Avant toute chose, les outils de sécurité sont neutralisés. Dans certains cas, RedCurl utilise même une technique dite BYOVD (Bring Your Own Vulnerable Driver), en s’appuyant sur un pilote vulnérable pour élever ses privilèges et désactiver les défenses locales. L’attaque est lancée à partir de commandes Windows légitimes, dans une logique typique des attaques dites Living-off-the-Land (LotL, détournement des outils système déjà présents pour passer inaperçu).
25 mars 2025 à 15h12
À l’issue de l’attaque, une note de rançon est déposée sur les VM verrouillées et menace de publier les données volées sur le darkweb si la victime ne paie pas. On y trouve bien une adresse mail à contacter, mais aucune mention de montant, ni même de lien vers un site de leak. Plus étonnant encore, son contenu, très bavard, reprend mot pour mot des passages déjà utilisés par d’autres groupes comme LockBit, HardBit ou Mimic, y compris sur les questions d’assurance.
Une espèce de recyclage protéiforme qui, combiné à la forte personnalisation des scripts utilisés - avec des références explicites à des noms de machines internes au réseau visé - donne à l’ensemble un caractère hybride, entre intimidation ciblée et tentative d’extorsion mal assumée.
Or, on le sait, depuis ses débuts, RedCurl a toujours cultivé le flou et l’ambiguïté, et ce dernier incident ne fait que renforcer le trouble. Classé comme groupe d’espionnage, parfois désigné comme APT, il cible à la fois des entreprises occidentales et russes. Une répartition peu compatible avec une logique strictement étatique.

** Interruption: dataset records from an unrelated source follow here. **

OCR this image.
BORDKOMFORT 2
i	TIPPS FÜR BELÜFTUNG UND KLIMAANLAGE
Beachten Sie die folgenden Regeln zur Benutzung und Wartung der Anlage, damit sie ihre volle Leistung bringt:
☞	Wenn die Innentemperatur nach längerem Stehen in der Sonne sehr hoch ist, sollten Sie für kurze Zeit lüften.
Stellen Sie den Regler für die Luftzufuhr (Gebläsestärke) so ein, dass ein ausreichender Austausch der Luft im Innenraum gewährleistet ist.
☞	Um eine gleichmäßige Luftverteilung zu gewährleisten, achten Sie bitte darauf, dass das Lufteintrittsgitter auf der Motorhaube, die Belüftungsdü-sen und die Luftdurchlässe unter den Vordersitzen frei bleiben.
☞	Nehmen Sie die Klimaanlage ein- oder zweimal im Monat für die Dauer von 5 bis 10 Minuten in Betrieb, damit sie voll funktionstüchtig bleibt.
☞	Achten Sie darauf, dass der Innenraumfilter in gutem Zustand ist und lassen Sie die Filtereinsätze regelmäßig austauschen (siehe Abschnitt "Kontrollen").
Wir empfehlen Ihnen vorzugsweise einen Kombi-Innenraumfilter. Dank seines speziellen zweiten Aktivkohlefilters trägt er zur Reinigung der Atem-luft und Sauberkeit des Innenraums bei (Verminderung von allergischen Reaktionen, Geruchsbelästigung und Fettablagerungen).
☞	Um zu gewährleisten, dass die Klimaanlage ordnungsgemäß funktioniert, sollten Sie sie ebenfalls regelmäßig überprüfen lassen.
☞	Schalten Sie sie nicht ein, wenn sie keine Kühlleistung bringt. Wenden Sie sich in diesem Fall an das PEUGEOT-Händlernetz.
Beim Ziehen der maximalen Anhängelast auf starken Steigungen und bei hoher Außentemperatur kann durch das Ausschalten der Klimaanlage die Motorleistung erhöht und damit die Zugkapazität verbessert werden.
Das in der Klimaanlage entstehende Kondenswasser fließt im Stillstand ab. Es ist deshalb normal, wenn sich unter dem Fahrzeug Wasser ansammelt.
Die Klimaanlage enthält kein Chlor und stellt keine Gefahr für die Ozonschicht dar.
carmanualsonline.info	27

Difficile, aussi, de parler de ransomware classique. Le mode opératoire évoque plutôt celui d’un groupe mercenaire cyber : une mission d’exfiltration, un client qui ne paie pas, une réaction ciblée pour faire pression. Il pourrait aussi s’agir d’une volonté de masquer une intrusion autrement critique derrière un simulacre de demande de rançon. À moins, tout simplement, que l’on ait affaire à un groupe qui privilégie la discrétion à la démonstration de force.
Anticiper, détecter, réagir
L’attaque observée par Bitdefender rappelle une chose : même bien équipé, on peut être pris de court. Quand les scripts sont taillés sur mesure, que les droits sont déjà accordés et que tout passe par des outils Windows parfaitement légitimes, il ne reste plus grand-chose à détecter.
Face à ce type d’opération, la surveillance doit s’exercer en amont, à bas bruit elle aussi. Ligne de commande inhabituelle, appel détourné à un binaire système, activité anormale sur un hyperviseur… Autant de signaux faibles qu’il faut apprendre à détecter, même lorsqu’ils passent par des canaux autorisés.
Il est tout aussi essentiel de restreindre les privilèges d’administration, de cloisonner les environnements critiques comme les hyperviseurs, et de revoir les droits accordés aux services automatisés. Les sauvegardes doivent être sécurisées, isolées, chiffrées, et régulièrement testées.
Une fois l’attaque déclenchée, l’enjeu n’est plus d’empêcher l’intrusion, mais de contenir sa progression. Isolez les hyperviseurs touchés pour stopper l’exécution des scripts et préserver ce qui peut encore l’être.
À ce stade, il faut aussi considérer que les défenses locales ne sont plus fiables. Un système de surveillance externe ou une équipe de réponse à incident peut faire la différence, à condition d’être déjà en place.
Pour terminer, il reste à évaluer l’étendue réelle de l’attaque. Pas seulement ce qui a été chiffré, mais aussi ce qui a été copié, modifié, voire effacé. Et si RedCurl reste fidèle à ses méthodes, il ne faudra pas forcément s’attendre à des revendications publiques. Ce qui oblige à gérer la situation dans un flou stratégique parfois plus compliqué que la crise elle-même.